The scenes Maria Rengane embroiders on simple black cloth are alive with the comings and goings of life and the rich scenes of human interaction in the small market village of Soshanguve, South Africa, where she lives.
The village is near the town of Winterveld, which sits midway between the Blyde River Canyon and the southern Kruger National Park. It is an area noted for its local crafts people plying their trade.
Maria is from the Tsonga tribe and has always lived in a place where people from a variety of tribes have managed to live in peace side-by-side. While she learned embroidery from her mother, who learned it from her mother, Maria now works in the MAPULA (Mother of Rain) Embroidery Project, a community art venture aimed at generating income for economically disadvantaged women.
MAPULA prides itself on providing a rare look of both social and political visual history shown in the embroidered scenes, which often include a woman’s personal experiences.

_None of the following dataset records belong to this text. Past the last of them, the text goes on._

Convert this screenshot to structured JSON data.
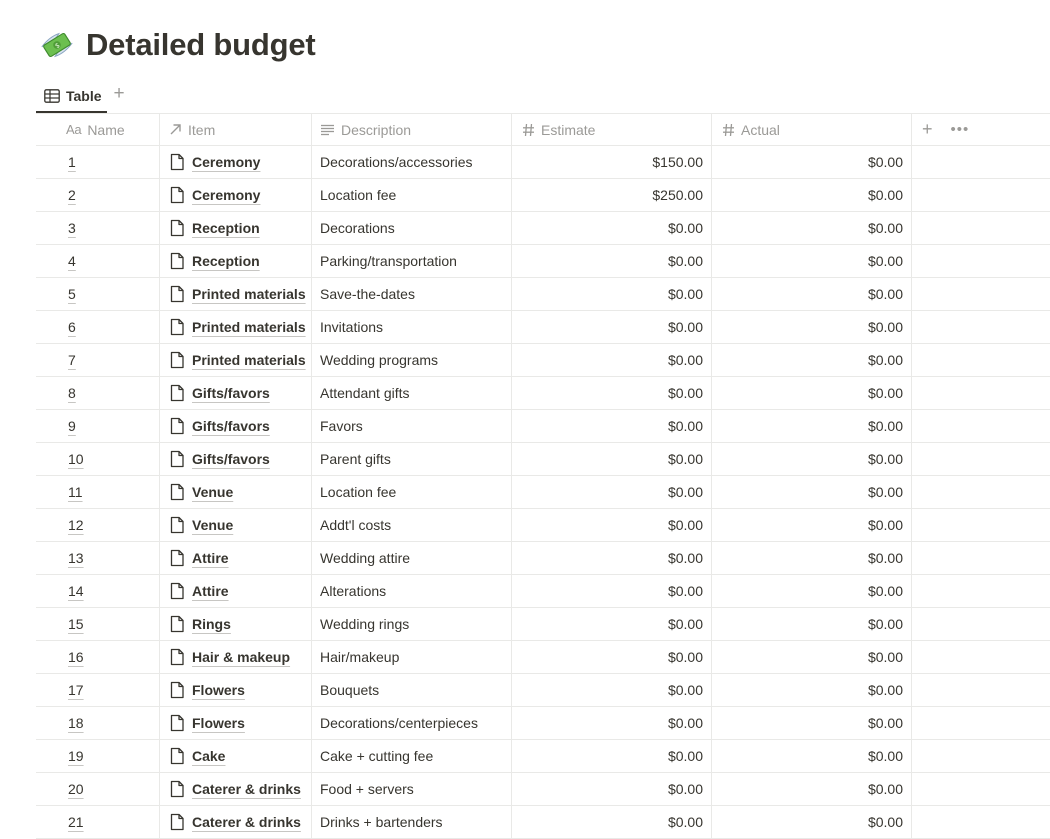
{
  "page": {
    "title": "Detailed budget",
    "icon": "money-with-wings-icon"
  },
  "views": {
    "active": "Table",
    "add_label": "+"
  },
  "columns": {
    "name": {
      "prefix": "Aa",
      "label": "Name"
    },
    "item": "Item",
    "description": "Description",
    "estimate": "Estimate",
    "actual": "Actual",
    "add": "+",
    "more": "•••"
  },
  "rows": [
    {
      "name": "1",
      "item": "Ceremony",
      "description": "Decorations/accessories",
      "estimate": "$150.00",
      "actual": "$0.00"
    },
    {
      "name": "2",
      "item": "Ceremony",
      "description": "Location fee",
      "estimate": "$250.00",
      "actual": "$0.00"
    },
    {
      "name": "3",
      "item": "Reception",
      "description": "Decorations",
      "estimate": "$0.00",
      "actual": "$0.00"
    },
    {
      "name": "4",
      "item": "Reception",
      "description": "Parking/transportation",
      "estimate": "$0.00",
      "actual": "$0.00"
    },
    {
      "name": "5",
      "item": "Printed materials",
      "description": "Save-the-dates",
      "estimate": "$0.00",
      "actual": "$0.00"
    },
    {
      "name": "6",
      "item": "Printed materials",
      "description": "Invitations",
      "estimate": "$0.00",
      "actual": "$0.00"
    },
    {
      "name": "7",
      "item": "Printed materials",
      "description": "Wedding programs",
      "estimate": "$0.00",
      "actual": "$0.00"
    },
    {
      "name": "8",
      "item": "Gifts/favors",
      "description": "Attendant gifts",
      "estimate": "$0.00",
      "actual": "$0.00"
    },
    {
      "name": "9",
      "item": "Gifts/favors",
      "description": "Favors",
      "estimate": "$0.00",
      "actual": "$0.00"
    },
    {
      "name": "10",
      "item": "Gifts/favors",
      "description": "Parent gifts",
      "estimate": "$0.00",
      "actual": "$0.00"
    },
    {
      "name": "11",
      "item": "Venue",
      "description": "Location fee",
      "estimate": "$0.00",
      "actual": "$0.00"
    },
    {
      "name": "12",
      "item": "Venue",
      "description": "Addt'l costs",
      "estimate": "$0.00",
      "actual": "$0.00"
    },
    {
      "name": "13",
      "item": "Attire",
      "description": "Wedding attire",
      "estimate": "$0.00",
      "actual": "$0.00"
    },
    {
      "name": "14",
      "item": "Attire",
      "description": "Alterations",
      "estimate": "$0.00",
      "actual": "$0.00"
    },
    {
      "name": "15",
      "item": "Rings",
      "description": "Wedding rings",
      "estimate": "$0.00",
      "actual": "$0.00"
    },
    {
      "name": "16",
      "item": "Hair & makeup",
      "description": "Hair/makeup",
      "estimate": "$0.00",
      "actual": "$0.00"
    },
    {
      "name": "17",
      "item": "Flowers",
      "description": "Bouquets",
      "estimate": "$0.00",
      "actual": "$0.00"
    },
    {
      "name": "18",
      "item": "Flowers",
      "description": "Decorations/centerpieces",
      "estimate": "$0.00",
      "actual": "$0.00"
    },
    {
      "name": "19",
      "item": "Cake",
      "description": "Cake + cutting fee",
      "estimate": "$0.00",
      "actual": "$0.00"
    },
    {
      "name": "20",
      "item": "Caterer & drinks",
      "description": "Food + servers",
      "estimate": "$0.00",
      "actual": "$0.00"
    },
    {
      "name": "21",
      "item": "Caterer & drinks",
      "description": "Drinks + bartenders",
      "estimate": "$0.00",
      "actual": "$0.00"
    }
  ]
}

"All the pieces show cultural and daily activities," Maria said. "We use black fabric and different colors of cotton and needles. I work with ten ladies, each of whom works on her own design. It takes from five to ten days to finish one piece, depending on the size and detail."
Maria explained that the embroidered cloth comes in various sizes, which are used in wall hangings, cushions and bags. She has been practicing embroidery since 1989, and now teaches other women in her community to use embroidery as a vehicle to work their way out of poverty as well as a way to speak of their public histories.
"The embroidery art form has mushroomed in the north and northwestern parts of South Africa," Maria said. "The art has emanated from the indigenous embroidered technique that women used years ago to decorate their own fabric used in their daily lives as well as in special cultural events."
Maria explained that the women would design their own fabrics according to what inspired them throughout their lives, and because they could not afford fine, expensive tablecloths and wall hangings, they used a plain cloth and decorated it themselves.
When the MAPULA project was begun in 1991, Maria said she joined because not only was embroidery something she knew how to do, but now she had an opportunity to help teach others as well as learn new techniques from other women at the same time.
“It was interesting to see our daily lives depicted on these cloths,” she said. “In Africa, our lives are inspired on a daily basis. You can tell our how are lives are going by what you see in our work. Through our work, we can explain the mood we are in, whether we’re happy or sad. We unite together through this fabric and that helps us to tell others who we are.”